オレンジの片割れ。

七瀬杏樹

ふたつの磁石。

「じゃあ、サクライ。また明日」
「うん。ばいばい」

 オオヤに向け手をゆるゆると振る。オオヤはそんな私の様子を見てコクリ、と頷く。そして、オオヤは私に背を向けたまま歩き出す。一歩一歩遠ざかるその背中はオレンジ色に染まっていく。眩しくて反射的に瞬きをしたくなったけれど、見えなくなるのがもどかしくて、目の前が歪む。
 私は足が床に固定されたみたいで指一本、動かせなかった。
 オオヤの出身小学校と、私の出身小学校は違う。お互いにそれぞれの学校の学区の端っこだったけれど。
 私らの地元の最寄り駅はちょうど私とオオヤの家のあるあたりのちょうど真ん中に建っている。私の家は北口からいくのがベスト。オオヤの家は真反対の南口____私らの駅では中央口を通過するとすぐ。
 だからここでお別れなのはどうあがいても変わりはしない。明日はクラスメイトが全員揃う。明日は後輩たちが整頓してくれた教室にいる。その時、机は黒板の真正面を向いているだろう。
 だから、明日も今日みたく話せるとは限らない。もしかしたら、これが最後かもしれない。

 ……これが最後?そんなん嬉しいわけない。中央口から出て帰れないわけじゃないのだ。嫌なら、追いかければいい。単純明快。
 それでも。
 私はただ、立ち尽くすだけ。せめて忘れないように。オオヤの背中を忘れないように。見失わないように。
 人は、声から徐々に忘れていくんだそうだ。記憶がポロポロ崩れていく。風化するとはよくいったものだよ全く。
「大屋」
 呼ぶ声は風に乗って流れた。流すんならさぁ、オオヤの耳元まで運んでよ。存外耳の遠いオオヤにせめて今だけでいいから、私の音を残して。
 いつか大屋は私のことを綺麗さっぱり忘れてしまうでしょう。避けられることではない。だけれど、少しでも大屋の記憶にとどまっていたいんだ。
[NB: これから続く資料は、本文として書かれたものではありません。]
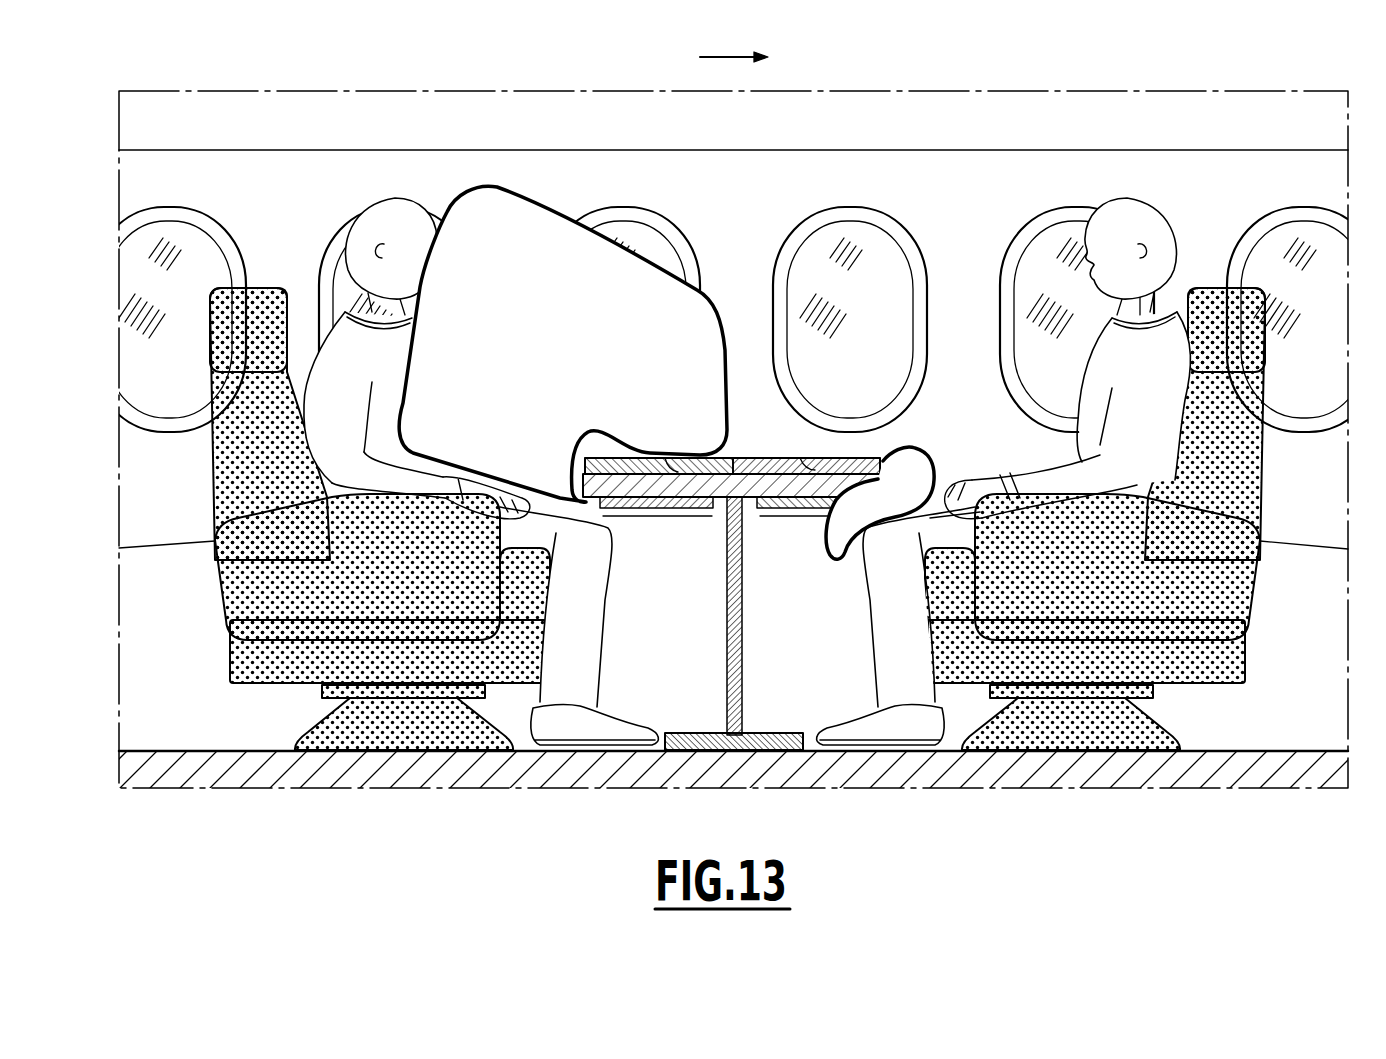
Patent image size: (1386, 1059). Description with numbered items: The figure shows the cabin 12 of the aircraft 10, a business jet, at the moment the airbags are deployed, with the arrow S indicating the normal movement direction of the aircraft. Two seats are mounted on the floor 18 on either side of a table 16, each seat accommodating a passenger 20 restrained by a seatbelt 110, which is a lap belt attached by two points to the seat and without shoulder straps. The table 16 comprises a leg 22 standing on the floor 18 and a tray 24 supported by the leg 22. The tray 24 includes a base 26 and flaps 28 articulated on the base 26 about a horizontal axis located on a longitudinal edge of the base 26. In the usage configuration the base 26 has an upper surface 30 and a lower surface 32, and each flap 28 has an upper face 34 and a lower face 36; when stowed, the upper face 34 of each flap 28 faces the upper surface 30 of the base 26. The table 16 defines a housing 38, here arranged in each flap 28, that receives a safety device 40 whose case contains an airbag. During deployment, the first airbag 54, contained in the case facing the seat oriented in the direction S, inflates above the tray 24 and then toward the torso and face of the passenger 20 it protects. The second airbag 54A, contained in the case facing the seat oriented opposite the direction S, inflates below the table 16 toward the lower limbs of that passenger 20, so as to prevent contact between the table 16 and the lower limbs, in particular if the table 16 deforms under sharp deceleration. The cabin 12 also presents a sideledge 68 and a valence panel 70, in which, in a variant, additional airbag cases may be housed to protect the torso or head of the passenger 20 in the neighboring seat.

The aircraft 10 is at (750, 213).
The cabin 12 is at (933, 181).
The table 16 is at (796, 535).
The floor 18 is at (1262, 742).
The passenger 20 is at (357, 245).
The leg 22 is at (747, 650).
The tray 24 is at (796, 427).
The base 26 is at (773, 452).
The flap 28 is at (608, 462).
The upper surface 30 is at (668, 458).
The lower surface 32 is at (746, 508).
The upper face 34 is at (788, 457).
The lower face 36 is at (818, 457).
The housing 38 is at (792, 510).
The safety device 40 is at (652, 513).
The airbag 54 is at (513, 267).
The second airbag 54A is at (913, 472).
The sideledge 68 is at (821, 697).
The valence panel 70 is at (1222, 134).
The seatbelt 110 is at (213, 487).
The direction S is at (734, 38).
 オレンジの光中に大屋の背中が見えなくなって、私は無意識に握りしめていた右手から力が抜ける。しばしそこに立ち尽くしてははっとひとり笑う。自らを嘲笑う。
 そうでもしないと泣いてしまう。
 回れ右をして薄暗い北口へと私は歩く。歩けば歩くほど大屋の、あの笑顔を思い出してしまって私はなんて馬鹿だろう、と天《そら》を仰いだ。

 そのオレンジは腹が立つほど美しかった。その天《そら》は雲ひとつなかったのに、うっすらと霞をまとっていた。